For whatever reason, today I remembered what it felt like to read a particular book by Tom Beaudouin. I think the year was 1998. I had joined the church for the first time months before, and in doing so found myself in this strange new world. It fascinated me in many ways, and it was good for me with where I was at. I did a lot of growing there. Still, “my world” of the outside seemed very different than that of the inside of this institution. And in many respects, it seemed that stuff was happening on the outside that might have been spiritually healthier than on the inside.
Beaudouin went far to validate that sense. In Virtual Faith: Generation X and the Quest for Irreverant Spirituality (and yes, my screenname is a tip of the hat to Beaudouin), he argued that the gritty, angst-ridden counter-institutional spiritual movement was a prophetic indictment of an institutionalized religion that had grossly missed the point. I would say for one to actually get this, one has to understand that there truly is a category of people who are “spiritual, but not religious.” And, from my experience, many in the church do not. It has been my contact with the church through the years that strengthens the validation of Beaudouin’s claim.

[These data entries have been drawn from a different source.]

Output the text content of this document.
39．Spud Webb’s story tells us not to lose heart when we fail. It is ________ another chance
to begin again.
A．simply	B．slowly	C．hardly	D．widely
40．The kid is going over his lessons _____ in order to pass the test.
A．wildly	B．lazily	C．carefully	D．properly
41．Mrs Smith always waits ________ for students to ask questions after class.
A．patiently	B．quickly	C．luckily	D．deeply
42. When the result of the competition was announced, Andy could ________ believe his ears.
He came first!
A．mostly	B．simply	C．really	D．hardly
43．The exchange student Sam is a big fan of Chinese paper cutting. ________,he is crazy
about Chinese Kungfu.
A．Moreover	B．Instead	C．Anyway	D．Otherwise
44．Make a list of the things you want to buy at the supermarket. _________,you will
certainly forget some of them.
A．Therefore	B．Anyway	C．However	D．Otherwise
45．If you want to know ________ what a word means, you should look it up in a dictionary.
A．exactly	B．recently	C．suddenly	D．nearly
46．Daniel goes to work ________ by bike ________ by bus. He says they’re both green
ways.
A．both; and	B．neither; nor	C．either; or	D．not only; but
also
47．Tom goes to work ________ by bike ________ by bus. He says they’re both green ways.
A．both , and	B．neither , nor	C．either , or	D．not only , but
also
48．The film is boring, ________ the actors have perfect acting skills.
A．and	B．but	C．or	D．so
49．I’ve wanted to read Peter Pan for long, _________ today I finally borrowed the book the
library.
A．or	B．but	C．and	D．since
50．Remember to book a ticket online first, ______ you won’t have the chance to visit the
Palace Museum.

Institutionalized Christianity simply has an emphasis that can’t function well with the individualism of the non-religious. For the institution, everything that is of importance is “corporate.” Corporate worship. Corporate meals. Corporate mission. Indeed, the Church is the Body of Christ, the Communion of Saints, etc. Perhaps nothing illustrates how much the corporate reality dominates more so than the sacraments: baptism and communion.
While in seminary, we read an atrocious theology book by Alister McGrath (whom I consider to be a terrible theologian perhaps best left unread). In it, he argued that there were two basic types of theology, personal and corporate. Of the two, only corporate theology is authoritative.
This seems to be exactly Beaudouin’s point. It is this very mentality about spirituality (which really can’t be distanced from theology, since that is little more than how we think about and articulate our spirituality), that the non-religious spirituals prophecy against. He separates out the corporate “sacraments” and the personal “sacramentals.” The distinction is important. Sacraments are clean, communal, abstract expressions of faith. Sacramentals, on the other hand, are about what I will call “real” spiritual life. It’s what spiritual life is like when the rubber hits the road. It’s messy. It’s imprecise. And it finds expression through such things as music videos, tattoos, kitsch, and bling. Contrary to what McGrath would have us believe, it is the personal spirituality, embodied in the sacramentals, that is truly authoritative as it speaks to and from an authentic individualized human quest for something more, rather than some abstract idea of what should be.
We have all heard about the dangers of “empty ritual.” Ritual doesn’t have to be empty. Personally, I love sacraments and sacramentals both. They speak to me in somewhat different ways. I adore the formal liturgy of communal engagement. There’s a power atmosphere there unique to that kind of event. But what makes ritual meaningful is the extent to which it is born of one’s personal experience, the extent to which it resonates with one’s own faith journey, the extent to which it is personalized. By definition, sacramentals will always have more depth, even if the church is unable to perceive that.
Great post! I believe that religion/spirituality should be always personal, because, like you say, that's where the rubber meets the road. But it should never be private. We have an intrinsic need to share our spirituality with others, to learn and to grow as individuals supported by a community.
On the other hand, I also think that the institutional church, for all its "reforms," still follows the old paradigm of Rome, and if we truly want to evolve as a spiritual community we will have to learn how to leave that behind us.
Thanks for the kind words. I think we need a new, counter-institutional saying: "When in Rome, _______________." Drat! My wit failed me; I came up blank.